Vragen en opmerkingen van de leden van de VVD-fractie

De leden van de VVD-fractie lezen dat het kabinet zal pleiten voor efficiënt en doelgericht toezicht, waarin een voldoende effectieve samenwerking tussen toezichthouders op basis van gelijkwaardigheid wordt gerealiseerd. Kan het kabinet aangeven wat hiermee concreet wordt bedoeld? Met welk resultaat is het kabinet tevreden?
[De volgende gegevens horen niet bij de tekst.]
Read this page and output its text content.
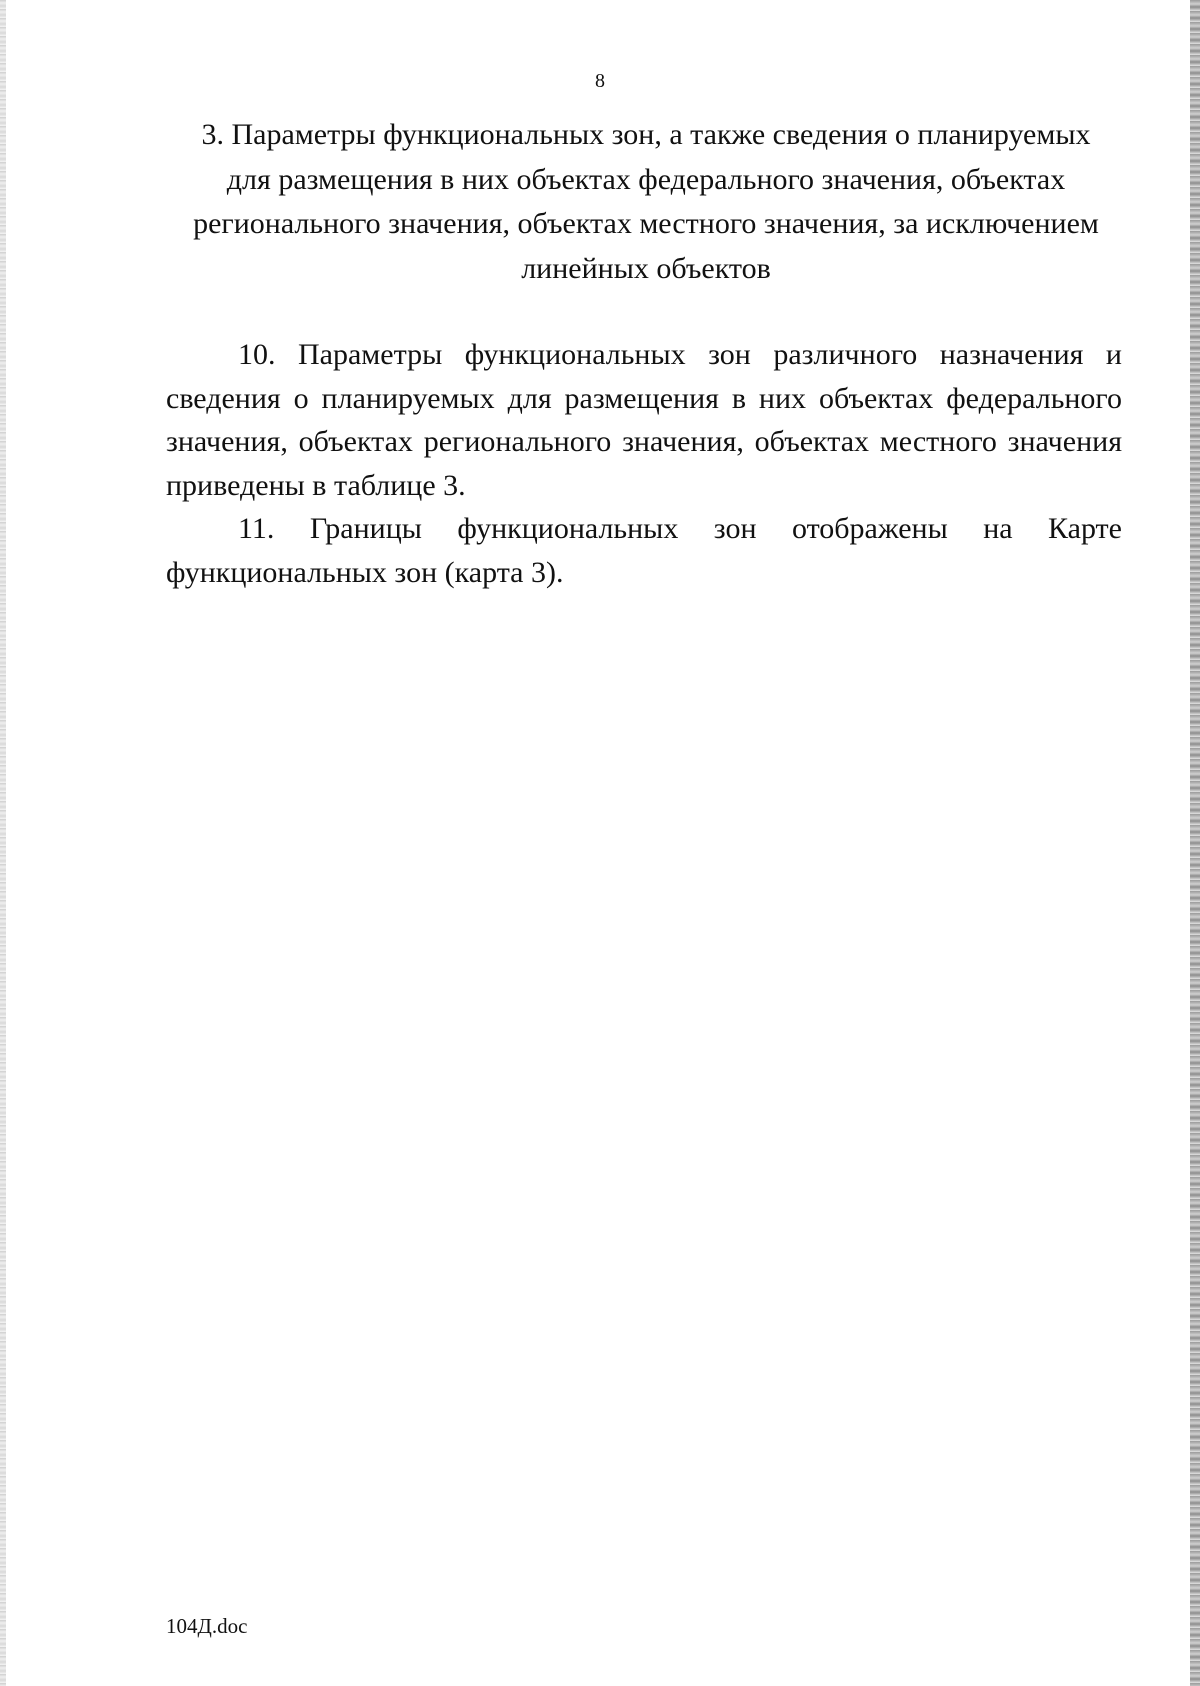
8
3. Параметры функциональных зон, а также сведения о планируемых
для размещения в них объектах федерального значения, объектах
регионального значения, объектах местного значения, за исключением
линейных объектов

10. Параметры функциональных зон различного назначения и сведения о планируемых для размещения в них объектах федерального значения, объектах регионального значения, объектах местного значения приведены в таблице 3.

11. Границы функциональных зон отображены на Карте функциональных зон (карта 3).

104Д.doc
Onder de huidige verordening centrale effectenbewaarinstellingen (hierna: de verordening) is de toezichthouder van de lidstaat waar de centrale effectenbewaarinstelling (CSD) is gezeteld de aangewezen toezichthouder om samenwerkingsregelingen te treffen met de toezichthouders van andere lidstaten waarvoor de CSD van «substantieel belang» is. Van een substantieel belang is sprake indien een CSD grensoverschrijdend actief is en als gevolg daarvan van belang is voor het functioneren van de financiële markten en de bescherming van investeerders in die lidstaat. Indien een CSD van substantieel belang is voor meerdere lidstaten, kan het oprichten van een college van toezichthouders onder deze samenwerkingsregelingen vallen. Dit is een vrijwillige optie: het is aan de toezichthouder van de lidstaat waar de CSD is gezeteld om hiertoe over te gaan. In de praktijk blijkt dat de oprichting van een college van toezichthouders niet altijd plaatsvindt in de gevallen waarvoor de huidige verordening deze mogelijkheid biedt. Het voorstel van de Commissie stelt voor om voor zowel het grensoverschrijdend willen verrichten van diensten (middels notificatie) door CSD’s als voor CSD’s die zich in een (grensoverschrijdende) groep bevinden, college van toezichthouders op te richten. Het instellen van een college van toezichthouders is in de ogen van het kabinet in ieder geval wenselijk als de CSD van substantieel belang is voor de werking van de effectenmarkt in de lidstaten van ontvangst. Door uitwisseling van informatie en standpunten in een college van toezichthouders kan het toezicht worden verbeterd en kan er toezichtconvergentie plaatsvinden. Het instellen van een college van toezichthouders kan ook de lasten voor onder toezicht staande instellingen verminderen doordat er betere coördinatie tussen verschillende toezichthouders kan plaatsvinden. Vanuit het oogpunt van proportionaliteit zet het kabinet in op het enkel verplichten van het oprichten van een college van toezichthouders als een CSD van substantieel belang is voor meerdere lidstaten van ontvangst.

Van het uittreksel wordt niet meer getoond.